Loi foncière au Gabon : «entre spoliation légalisée et chaos juridictionnel»
C’est un cri d’alarme que lance le corps de la magistrature gabonaise. Au cœur de la discorde : l’Ordonnance nº0006/PR/2020, un texte qui, sous couvert de sécurisation des investissements, consacre l’intangibilité absolue du titre foncier. Pour Landry Abaga Essono, Président du Syndicat des Magistrats du Gabon (Synamag) et juge administratif de carrière, cette réforme est une « bombe à retardement ». Entre la consécration du principe « la fraude ne corrompt plus tout » et un transfert de compétences inédit du juge administratif vers le juge judiciaire, il dénonce une déconstruction des piliers du droit public gabonais. Dans cet entretien sans concession, il déshabille un mécanisme qui, selon lui, musèle les magistrats, sacrifie les populations démunies et prépare le terrain à une instabilité sociale sans précédent. Lecture !

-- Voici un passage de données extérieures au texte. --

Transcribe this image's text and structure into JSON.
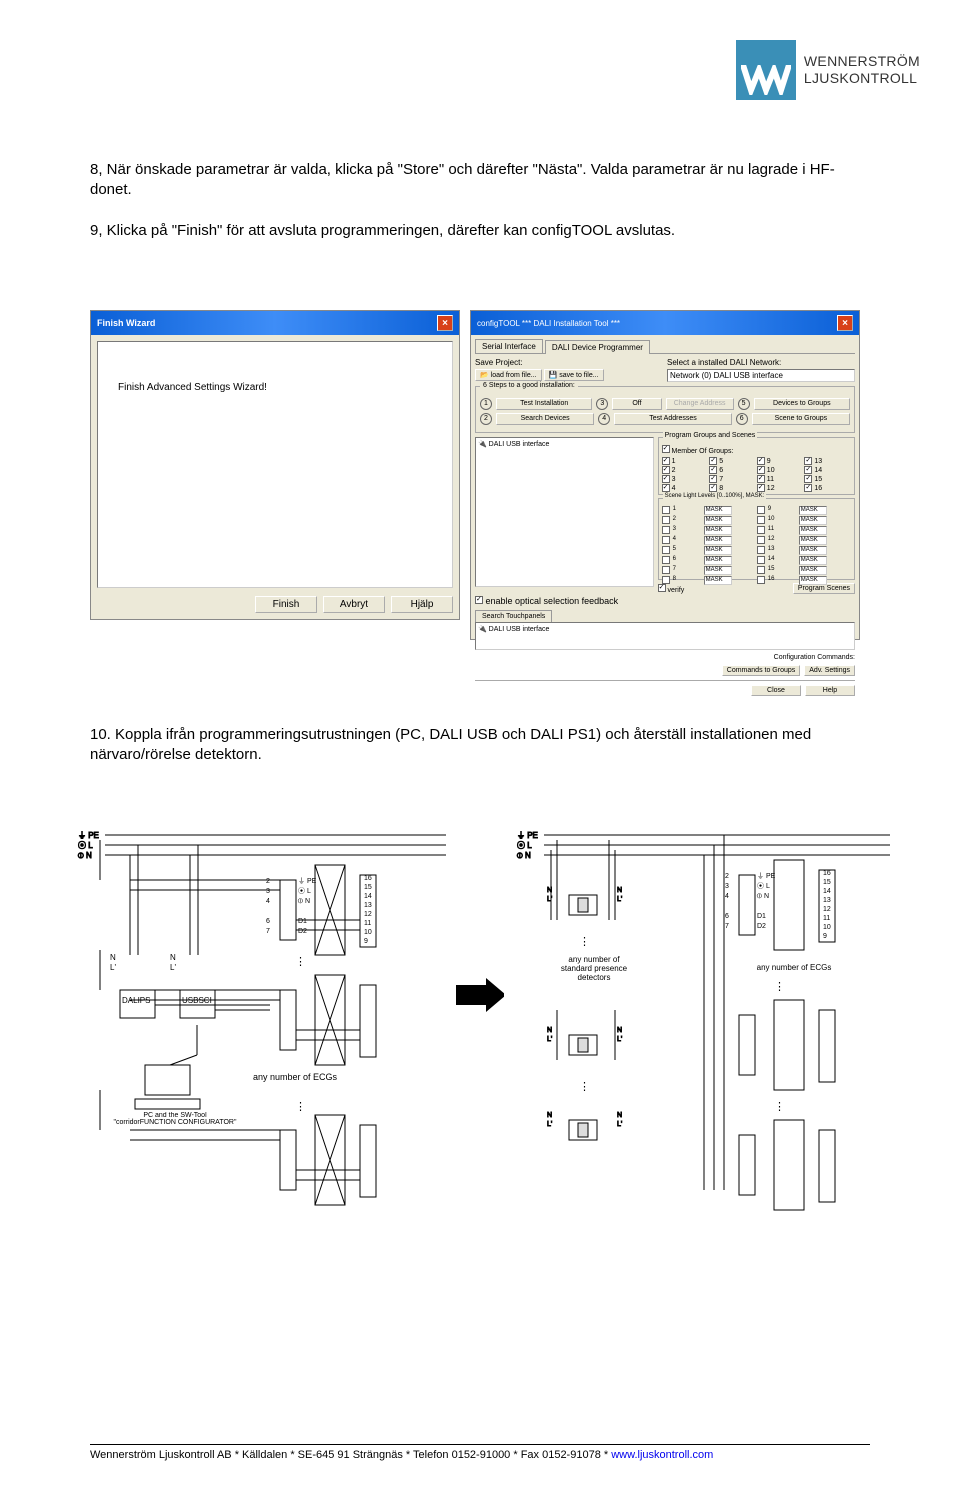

Gabon Media Time : L’Ordonnance nº0006/PR/2020 consacre l’intangibilité absolue du titre foncier. Pour le magistrat que vous êtes, est-ce une avancée pour la sécurité juridique ou un recul pour la justice ?
Landry Abaga Essono : C’est un dilemme cornélien. D’un côté, le législateur a voulu mettre fin à l’instabilité chronique des transactions foncières pour rassurer les investisseurs et les banques. Mais de l’autre, en rendant le titre « inattaquable » même en cas de fraude ou de dol (Art. 75), on demande aux magistrats de valider l’immoralité.
Pour nous, c’est un crève-cœur juridique : la fraude est censée tout corrompre selon le célèbre adage « Fraus omnia corrumpit» mais ici, la loi lui offre une immunité de fait. Le juge se retrouve les mains liées, simple spectateur d’une spoliation légalisée.
Justement, l’article 76 prévoit tout de même une action en dommages-intérêts. N’est-ce pas une protection suffisante pour les victimes ?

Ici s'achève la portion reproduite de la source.